Joe gave the example of one farm with “a beautiful story, a farm in the Duarte province in the heart of the Dominican Republic cacao-producing region called Zorzal, which has a 1,019 acre conservation area for a native thrush bird, a migrating bird, and what they do is use the money from the cacao sales to fund the conservation on the island for the birds to have a space to come back to.”
He adds, “one thing to differentiate with bean to bar is the term ‘chocolate maker’ and ‘chocolatier’. A chocolate maker makes chocolate from start to finish, and a chocolatier is someone who will buy coverture, temper it and make truffles, or mould it into bars or whatever. In a sense, we’re both of those things. And we’re also bakers because we bake brownies!”
Radek acknowledges that there is something special about Bristol when it comes to food and innovation, “we are so lucky to have these amazing companies in Bristol, we’re completely spoilt. I think Bristol attracts people with ideas, it’s hard to say if the city encourages it or not, but innovative people come here.”
One such innovative business is Bristol Fungarium, the UK’s only UK-grown organic certified medicinal mushroom tincture company. Radek’s Chocolate’s CBD bars (a collaboration with Bristol CBD) are currently their best-selling chocolate bar in the entire range. CBD is the active ingredient in cannabis that is derived from the hemp plant, said to promote sleep and relieve anxiety, depression and stress. The success of the CBD-infused bars, led to the pair developing ideas with mushrooms and, as Joe says, “exploring the field of medicinal chocolate”.

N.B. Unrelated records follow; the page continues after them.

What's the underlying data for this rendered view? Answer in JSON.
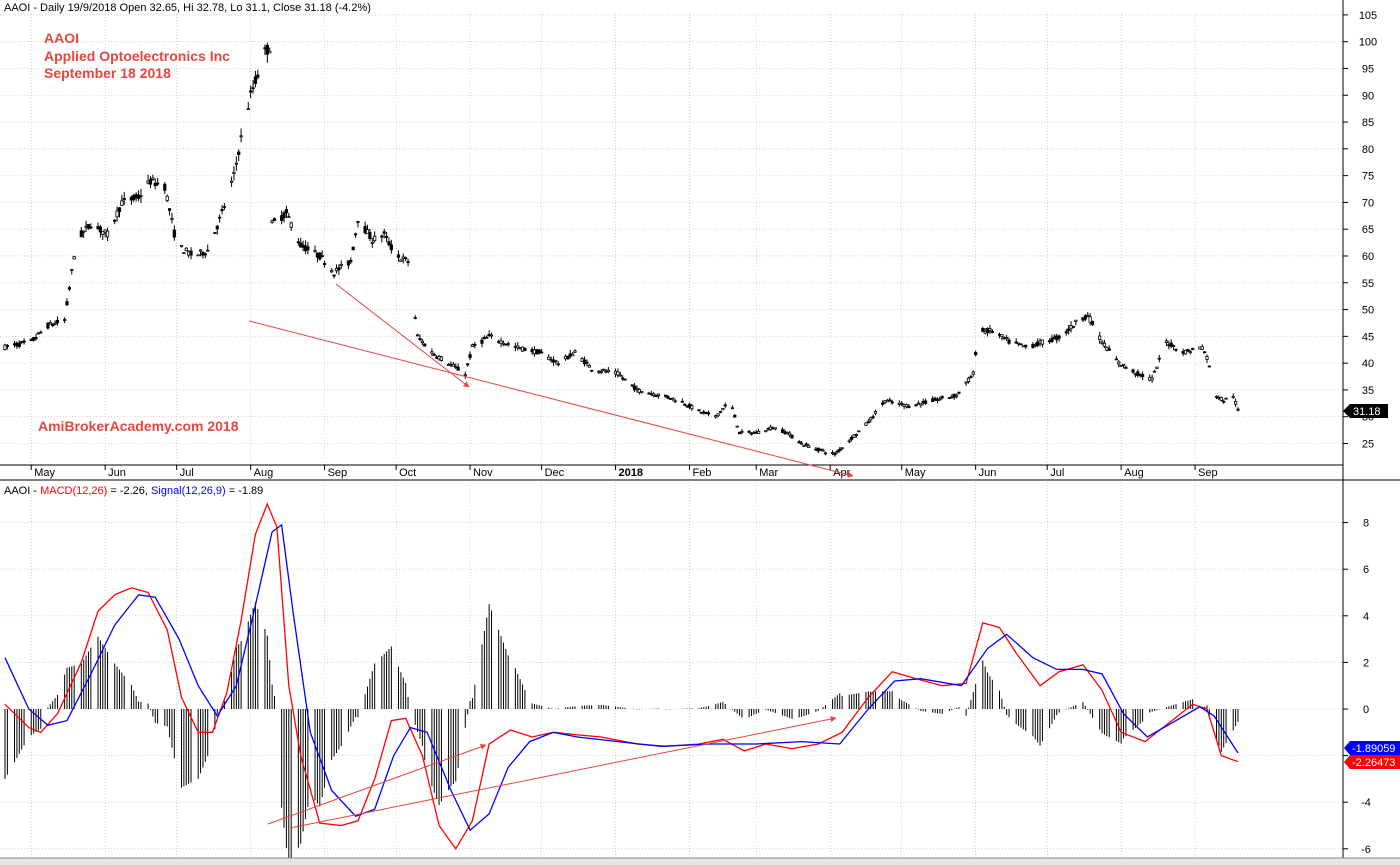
{
  "header": {
    "top": "AAOI - Daily 19/9/2018 Open 32.65, Hi 32.78, Lo 31.1, Close 31.18 (-4.2%)",
    "bottom_prefix": "AAOI - ",
    "bottom_macd": "MACD(12,26)",
    "bottom_macd_val": " = -2.26, ",
    "bottom_signal": "Signal(12,26,9)",
    "bottom_signal_val": " = -1.89"
  },
  "annotation": {
    "ticker": "AAOI",
    "company": "Applied Optoelectronics Inc",
    "date": "September 18 2018",
    "watermark": "AmiBrokerAcademy.com  2018"
  },
  "colors": {
    "price_bars": "#000000",
    "macd": "#ff0000",
    "signal": "#0000ff",
    "histogram": "#000000",
    "trend_lines": "#e8453c",
    "last_price_tag": "#000000"
  },
  "tags": {
    "last_close": "31.18",
    "signal_last": "-1.89059",
    "macd_last": "-2.26473"
  },
  "chart_data": [
    {
      "type": "ohlc",
      "title": "AAOI - Daily 19/9/2018 Open 32.65, Hi 32.78, Lo 31.1, Close 31.18 (-4.2%)",
      "x_tick_labels": [
        "May",
        "Jun",
        "Jul",
        "Aug",
        "Sep",
        "Oct",
        "Nov",
        "Dec",
        "2018",
        "Feb",
        "Mar",
        "Apr",
        "May",
        "Jun",
        "Jul",
        "Aug",
        "Sep"
      ],
      "y_tick_labels": [
        "25",
        "30",
        "35",
        "40",
        "45",
        "50",
        "55",
        "60",
        "65",
        "70",
        "75",
        "80",
        "85",
        "90",
        "95",
        "100",
        "105"
      ],
      "ylim": [
        20,
        108
      ],
      "grid": true,
      "price_path": [
        [
          "2017-04-20",
          43
        ],
        [
          "2017-05-01",
          44
        ],
        [
          "2017-05-08",
          47
        ],
        [
          "2017-05-15",
          48
        ],
        [
          "2017-05-20",
          63
        ],
        [
          "2017-05-26",
          66
        ],
        [
          "2017-06-02",
          64
        ],
        [
          "2017-06-08",
          70
        ],
        [
          "2017-06-15",
          71
        ],
        [
          "2017-06-20",
          74
        ],
        [
          "2017-06-26",
          73
        ],
        [
          "2017-07-01",
          62
        ],
        [
          "2017-07-08",
          60
        ],
        [
          "2017-07-14",
          61
        ],
        [
          "2017-07-20",
          68
        ],
        [
          "2017-07-25",
          75
        ],
        [
          "2017-07-28",
          82
        ],
        [
          "2017-08-01",
          90
        ],
        [
          "2017-08-07",
          98
        ],
        [
          "2017-08-09",
          99
        ],
        [
          "2017-08-10",
          66
        ],
        [
          "2017-08-16",
          68
        ],
        [
          "2017-08-22",
          62
        ],
        [
          "2017-08-30",
          60
        ],
        [
          "2017-09-05",
          57
        ],
        [
          "2017-09-12",
          59
        ],
        [
          "2017-09-15",
          67
        ],
        [
          "2017-09-21",
          63
        ],
        [
          "2017-09-26",
          64
        ],
        [
          "2017-10-01",
          60
        ],
        [
          "2017-10-06",
          59
        ],
        [
          "2017-10-10",
          45
        ],
        [
          "2017-10-16",
          42
        ],
        [
          "2017-10-23",
          40
        ],
        [
          "2017-10-30",
          38
        ],
        [
          "2017-11-02",
          43
        ],
        [
          "2017-11-09",
          45
        ],
        [
          "2017-11-20",
          43
        ],
        [
          "2017-11-30",
          42
        ],
        [
          "2017-12-08",
          40
        ],
        [
          "2017-12-15",
          42
        ],
        [
          "2017-12-22",
          39
        ],
        [
          "2018-01-02",
          38
        ],
        [
          "2018-01-10",
          35
        ],
        [
          "2018-01-20",
          34
        ],
        [
          "2018-01-28",
          33
        ],
        [
          "2018-02-05",
          31
        ],
        [
          "2018-02-12",
          30
        ],
        [
          "2018-02-18",
          33
        ],
        [
          "2018-02-22",
          27
        ],
        [
          "2018-03-01",
          27
        ],
        [
          "2018-03-08",
          28
        ],
        [
          "2018-03-14",
          27
        ],
        [
          "2018-03-20",
          25
        ],
        [
          "2018-03-26",
          24
        ],
        [
          "2018-04-03",
          23
        ],
        [
          "2018-04-10",
          26
        ],
        [
          "2018-04-17",
          29
        ],
        [
          "2018-04-24",
          33
        ],
        [
          "2018-05-04",
          32
        ],
        [
          "2018-05-14",
          33
        ],
        [
          "2018-05-24",
          34
        ],
        [
          "2018-05-31",
          38
        ],
        [
          "2018-06-02",
          46
        ],
        [
          "2018-06-08",
          46
        ],
        [
          "2018-06-15",
          44
        ],
        [
          "2018-06-22",
          43
        ],
        [
          "2018-06-30",
          44
        ],
        [
          "2018-07-07",
          45
        ],
        [
          "2018-07-14",
          48
        ],
        [
          "2018-07-18",
          49
        ],
        [
          "2018-07-24",
          44
        ],
        [
          "2018-07-31",
          40
        ],
        [
          "2018-08-08",
          38
        ],
        [
          "2018-08-14",
          37
        ],
        [
          "2018-08-20",
          44
        ],
        [
          "2018-08-27",
          42
        ],
        [
          "2018-09-04",
          43
        ],
        [
          "2018-09-06",
          41
        ],
        [
          "2018-09-10",
          34
        ],
        [
          "2018-09-13",
          33
        ],
        [
          "2018-09-17",
          34
        ],
        [
          "2018-09-19",
          31.18
        ]
      ]
    },
    {
      "type": "line",
      "title": "AAOI - MACD(12,26) = -2.26, Signal(12,26,9) = -1.89",
      "y_tick_labels": [
        "-6",
        "-4",
        "-2",
        "0",
        "2",
        "4",
        "6",
        "8"
      ],
      "ylim": [
        -6,
        9
      ],
      "grid": true,
      "histogram": "MACD minus Signal",
      "series": [
        {
          "name": "MACD(12,26)",
          "points": [
            [
              "2017-04-20",
              0.2
            ],
            [
              "2017-04-30",
              -0.8
            ],
            [
              "2017-05-05",
              -1.0
            ],
            [
              "2017-05-12",
              -0.2
            ],
            [
              "2017-05-22",
              2.0
            ],
            [
              "2017-05-29",
              4.2
            ],
            [
              "2017-06-05",
              4.9
            ],
            [
              "2017-06-12",
              5.2
            ],
            [
              "2017-06-19",
              5.0
            ],
            [
              "2017-06-27",
              3.4
            ],
            [
              "2017-07-03",
              0.5
            ],
            [
              "2017-07-10",
              -1.0
            ],
            [
              "2017-07-16",
              -1.0
            ],
            [
              "2017-07-22",
              0.7
            ],
            [
              "2017-07-28",
              3.8
            ],
            [
              "2017-08-03",
              7.5
            ],
            [
              "2017-08-08",
              8.8
            ],
            [
              "2017-08-12",
              7.8
            ],
            [
              "2017-08-17",
              1.0
            ],
            [
              "2017-08-22",
              -2.0
            ],
            [
              "2017-08-30",
              -4.9
            ],
            [
              "2017-09-08",
              -5.0
            ],
            [
              "2017-09-15",
              -4.8
            ],
            [
              "2017-09-22",
              -3.0
            ],
            [
              "2017-09-29",
              -0.5
            ],
            [
              "2017-10-05",
              -0.4
            ],
            [
              "2017-10-12",
              -2.0
            ],
            [
              "2017-10-19",
              -5.0
            ],
            [
              "2017-10-26",
              -6.0
            ],
            [
              "2017-11-02",
              -4.8
            ],
            [
              "2017-11-09",
              -1.5
            ],
            [
              "2017-11-18",
              -0.9
            ],
            [
              "2017-11-27",
              -1.2
            ],
            [
              "2017-12-06",
              -1.0
            ],
            [
              "2017-12-15",
              -1.1
            ],
            [
              "2017-12-26",
              -1.2
            ],
            [
              "2018-01-10",
              -1.5
            ],
            [
              "2018-01-22",
              -1.6
            ],
            [
              "2018-02-05",
              -1.5
            ],
            [
              "2018-02-15",
              -1.3
            ],
            [
              "2018-02-24",
              -1.8
            ],
            [
              "2018-03-05",
              -1.5
            ],
            [
              "2018-03-16",
              -1.7
            ],
            [
              "2018-03-27",
              -1.5
            ],
            [
              "2018-04-06",
              -1.0
            ],
            [
              "2018-04-17",
              0.5
            ],
            [
              "2018-04-27",
              1.6
            ],
            [
              "2018-05-07",
              1.3
            ],
            [
              "2018-05-18",
              1.0
            ],
            [
              "2018-05-28",
              1.1
            ],
            [
              "2018-06-04",
              3.7
            ],
            [
              "2018-06-11",
              3.5
            ],
            [
              "2018-06-18",
              2.4
            ],
            [
              "2018-06-28",
              1.0
            ],
            [
              "2018-07-06",
              1.6
            ],
            [
              "2018-07-16",
              1.9
            ],
            [
              "2018-07-24",
              0.8
            ],
            [
              "2018-08-01",
              -1.0
            ],
            [
              "2018-08-11",
              -1.4
            ],
            [
              "2018-08-21",
              -0.6
            ],
            [
              "2018-08-31",
              0.2
            ],
            [
              "2018-09-06",
              0.0
            ],
            [
              "2018-09-12",
              -2.0
            ],
            [
              "2018-09-19",
              -2.26
            ]
          ]
        },
        {
          "name": "Signal(12,26,9)",
          "points": [
            [
              "2017-04-20",
              2.2
            ],
            [
              "2017-04-30",
              0.0
            ],
            [
              "2017-05-08",
              -0.7
            ],
            [
              "2017-05-16",
              -0.5
            ],
            [
              "2017-05-26",
              1.5
            ],
            [
              "2017-06-05",
              3.6
            ],
            [
              "2017-06-15",
              4.9
            ],
            [
              "2017-06-22",
              4.8
            ],
            [
              "2017-07-02",
              3.0
            ],
            [
              "2017-07-10",
              1.0
            ],
            [
              "2017-07-18",
              -0.3
            ],
            [
              "2017-07-26",
              1.0
            ],
            [
              "2017-08-02",
              4.0
            ],
            [
              "2017-08-10",
              7.6
            ],
            [
              "2017-08-14",
              7.9
            ],
            [
              "2017-08-19",
              4.0
            ],
            [
              "2017-08-26",
              -1.0
            ],
            [
              "2017-09-04",
              -3.5
            ],
            [
              "2017-09-14",
              -4.6
            ],
            [
              "2017-09-22",
              -4.3
            ],
            [
              "2017-09-30",
              -2.0
            ],
            [
              "2017-10-07",
              -0.8
            ],
            [
              "2017-10-14",
              -1.0
            ],
            [
              "2017-10-24",
              -3.5
            ],
            [
              "2017-11-01",
              -5.2
            ],
            [
              "2017-11-09",
              -4.5
            ],
            [
              "2017-11-17",
              -2.5
            ],
            [
              "2017-11-26",
              -1.4
            ],
            [
              "2017-12-06",
              -1.0
            ],
            [
              "2017-12-16",
              -1.2
            ],
            [
              "2018-01-02",
              -1.4
            ],
            [
              "2018-01-20",
              -1.6
            ],
            [
              "2018-02-10",
              -1.5
            ],
            [
              "2018-03-01",
              -1.5
            ],
            [
              "2018-03-20",
              -1.4
            ],
            [
              "2018-04-05",
              -1.5
            ],
            [
              "2018-04-17",
              0.0
            ],
            [
              "2018-04-28",
              1.2
            ],
            [
              "2018-05-09",
              1.3
            ],
            [
              "2018-05-26",
              1.0
            ],
            [
              "2018-06-06",
              2.6
            ],
            [
              "2018-06-14",
              3.2
            ],
            [
              "2018-06-25",
              2.2
            ],
            [
              "2018-07-05",
              1.7
            ],
            [
              "2018-07-16",
              1.7
            ],
            [
              "2018-07-24",
              1.5
            ],
            [
              "2018-08-02",
              -0.2
            ],
            [
              "2018-08-12",
              -1.2
            ],
            [
              "2018-08-24",
              -0.5
            ],
            [
              "2018-09-03",
              0.1
            ],
            [
              "2018-09-09",
              -0.3
            ],
            [
              "2018-09-19",
              -1.89
            ]
          ]
        }
      ]
    }
  ]
}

Radek has been picking mushrooms since he was five or six with his family in Poland and has carried on this tradition in Bristol, “one day I came back from the woods with what I thought – but wasn’t sure – was a turkeytail. Turkeytail is one of those polypore mushrooms that grows on trees. I contacted Bristol Fungarium to check and it turns it was. They said ‘yes. we need this. We’ve run out. We need it to make tinctures and we’ll pay £50 for a kilogram!’” Next came a period of experimentation – they were unable to put tincture in the chocolate, so had to develop a way of drying the tincture into a powder – and after much development work, Radek’s Chocolate is finally launching the Lion’s Mane mushroom bar this month. Lion’s Manes are said to help with digestive health and immune function and encourage the growth of good gut bacteria.

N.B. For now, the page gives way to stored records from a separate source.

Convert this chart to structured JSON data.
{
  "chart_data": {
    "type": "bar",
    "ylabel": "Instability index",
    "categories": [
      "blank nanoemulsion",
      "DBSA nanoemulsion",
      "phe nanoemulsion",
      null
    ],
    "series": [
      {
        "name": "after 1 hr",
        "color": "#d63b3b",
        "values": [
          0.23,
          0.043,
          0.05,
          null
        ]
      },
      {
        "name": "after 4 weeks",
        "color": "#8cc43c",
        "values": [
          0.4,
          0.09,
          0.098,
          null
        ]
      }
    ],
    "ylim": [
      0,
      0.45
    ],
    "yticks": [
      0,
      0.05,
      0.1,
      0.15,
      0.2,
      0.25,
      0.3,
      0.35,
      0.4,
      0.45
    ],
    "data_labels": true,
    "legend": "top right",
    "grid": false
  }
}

This month also sees the launch of collaborations with Bristol-based Blind Owl Coffee Company, and craft brewery Wiper and True. Joe says, “two years ago we started talking to Michael Wiper and playing around with tests, trying to figure out how we can make a collaboration. We’re using their barley malt that they use in some of their IPAs, and also hop pellets. The hop pellets were completely inedible though. They are so bitter. So we had to try and get the aroma out of that without the bitterness.” There is not a hint of bitterness in the final product and they have that comfort flavour of a malted milk biscuit or cup of Ovaltine. Joe jokes, a kind of “childhood beer flavour”.

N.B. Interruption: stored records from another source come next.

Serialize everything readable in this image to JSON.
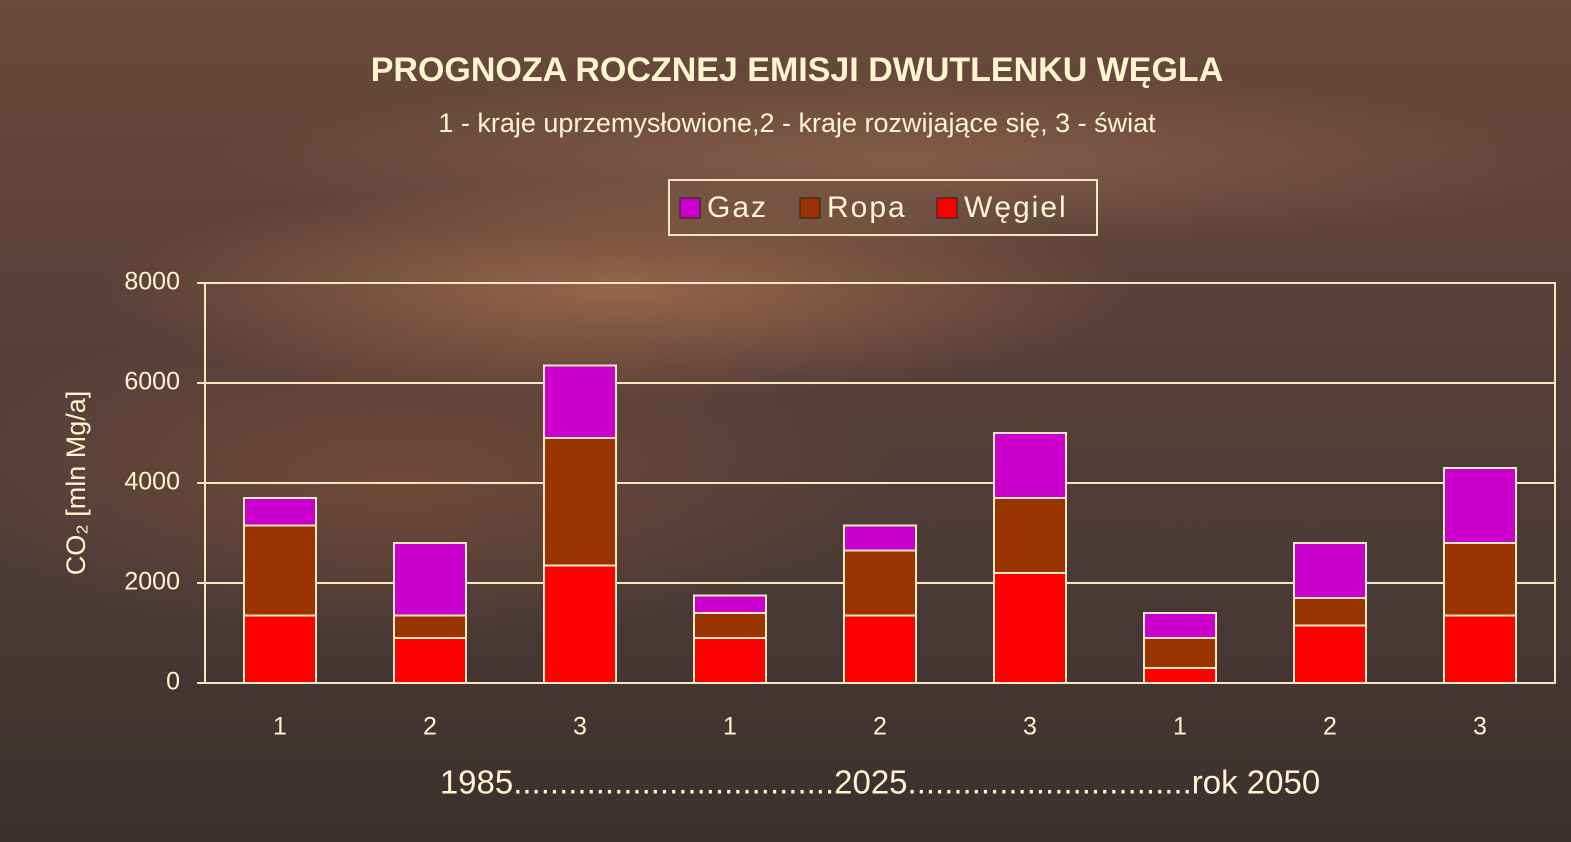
{
  "chart_data": {
    "type": "stacked_bar",
    "title": "PROGNOZA ROCZNEJ EMISJI DWUTLENKU WĘGLA",
    "subtitle": "1 - kraje uprzemysłowione,2 - kraje rozwijające się, 3 - świat",
    "y_label": "CO₂ [mln Mg/a]",
    "x_label": "1985...................................2025...............................rok 2050",
    "categories": [
      "1",
      "2",
      "3",
      "1",
      "2",
      "3",
      "1",
      "2",
      "3"
    ],
    "series": [
      {
        "name": "Węgiel",
        "color": "#ff0000",
        "values": [
          1350,
          900,
          2350,
          900,
          1350,
          2200,
          300,
          1150,
          1350
        ]
      },
      {
        "name": "Ropa",
        "color": "#993300",
        "values": [
          1800,
          450,
          2550,
          500,
          1300,
          1500,
          600,
          550,
          1450
        ]
      },
      {
        "name": "Gaz",
        "color": "#cc00cc",
        "values": [
          550,
          1450,
          1450,
          350,
          500,
          1300,
          500,
          1100,
          1500
        ]
      }
    ],
    "ylim": [
      0,
      8000
    ],
    "yticks": [
      0,
      2000,
      4000,
      6000,
      8000
    ],
    "grid": true
  }
}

Meeting Radek and Joe, it was striking how they have thought through the health and ethical implications of every element of the business – from using cellulose packaging that can go into home compost, to opting for coconut sugar (with its lower glycemic index), to using Lucuma fruit powder from Peru as a sugar and milk replacement. Their experimentations and collaborations bring something utterly unique to the table.